As a young and naive kid straight out of university, I missed most of the overtones. As a older and allegedly wiser person, I'm wishing there had been a way to help steer him away from this spiral...
HP kit is pretty resilient.
I worked at one company, who thought the ideal computer room was the top floor, south facing room with floor-to-ceiling windows and no AC! In summer, the first person in the building went into the computer room and opened the windows...
When I started, the first thing I told the CEO was that we needed AC in the room, or to move the computers into the basement. Both were vetoed, the AC budget was exhausted, because the CEO needed AC in his office and the mirrored SQL Server was already in the basement, eggs in one basket and all that... Plus, the servers had never had problems in the past.
Yeah, because they were newer and not full of dust!
I quickly put a thermometer in the middle of the rack. In winter, it was reading over 40°C, with an open window.

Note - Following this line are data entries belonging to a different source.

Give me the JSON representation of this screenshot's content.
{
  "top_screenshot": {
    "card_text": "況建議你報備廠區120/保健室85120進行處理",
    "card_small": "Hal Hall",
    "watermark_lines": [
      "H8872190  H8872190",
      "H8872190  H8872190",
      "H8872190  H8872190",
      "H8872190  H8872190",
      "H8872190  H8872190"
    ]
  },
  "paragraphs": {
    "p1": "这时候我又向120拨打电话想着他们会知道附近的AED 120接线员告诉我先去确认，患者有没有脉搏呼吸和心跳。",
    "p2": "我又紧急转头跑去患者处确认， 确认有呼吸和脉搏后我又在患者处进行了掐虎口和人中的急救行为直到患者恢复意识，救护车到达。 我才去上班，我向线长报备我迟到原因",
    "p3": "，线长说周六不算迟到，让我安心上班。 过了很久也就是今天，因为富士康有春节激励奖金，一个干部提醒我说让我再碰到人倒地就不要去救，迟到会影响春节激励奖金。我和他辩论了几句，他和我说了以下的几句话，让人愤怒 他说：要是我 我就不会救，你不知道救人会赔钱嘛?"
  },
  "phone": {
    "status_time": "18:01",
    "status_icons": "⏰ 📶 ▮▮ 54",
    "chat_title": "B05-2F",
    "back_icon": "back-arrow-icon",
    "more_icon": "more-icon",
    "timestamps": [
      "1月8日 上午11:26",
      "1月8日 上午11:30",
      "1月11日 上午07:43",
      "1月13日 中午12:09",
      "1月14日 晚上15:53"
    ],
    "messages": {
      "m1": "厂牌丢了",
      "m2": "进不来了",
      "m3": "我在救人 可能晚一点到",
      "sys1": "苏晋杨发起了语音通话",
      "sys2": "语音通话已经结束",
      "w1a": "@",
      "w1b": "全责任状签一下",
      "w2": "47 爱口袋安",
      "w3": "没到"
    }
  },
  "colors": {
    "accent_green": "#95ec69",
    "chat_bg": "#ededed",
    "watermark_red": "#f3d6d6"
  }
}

Summer came and lo-and-behold, the temperature in the space between the servers exceeded 60°C, but there was still stony silence on the need for AC... Until one of the financial servers went tits-up - I came in one morning to screaming fans, well, screaming a bit more than usual, I have the admin-gene and I could detect it! :-D
A quick status check and it was confirmed, the server was not responding. I forced the power off, pulled it out and waited... It eventually cooled down to under 40°C and I took the lid off, thick dust everywhere. With just a can of air, I sprayed the worst out and managed to get our external support company to come in on the weekend with an air-compressor and we went through the whole rack and cleaned all the servers.
But even so, only one server crashed, even though the room temperature was over 40°C and the rack temperature was over 60°C. I quickly left the company and found another job. But that HP kit is tough!
Similar story in my past.
Moved site to a "new" building (an old factory, gutted and with some newish desk). The secure server room was a windowless, box made of bricks in the centre of the building.
When we were planning the move I added up the power inputs of the servers, networking kit etc and asked for aircon to match (on the grounds of 1kW power in needs 1kW cooling).
A somewhat patronising refusal was given by the finance director [obviously a well respected architect/electrician in his spare time !!]. In his expert opinion, a big aircon was a luxury and a cost that couldn't be justified. Fortunately this was in a meeting and was duly recorded as part of the official minutes.
Fast forward a couple of months when we've moved in and the inevitable happened. The server room was over heating and the aircon was struggling away, noisily dripping algae laden condensate (known locally by the charming nickname of 'elephant snot'). As others have reported in their experiences, the main engineering design servers, database server and e-mail systems were too hot to touch (and the threshold of pain is generally reckoned to be 60°C).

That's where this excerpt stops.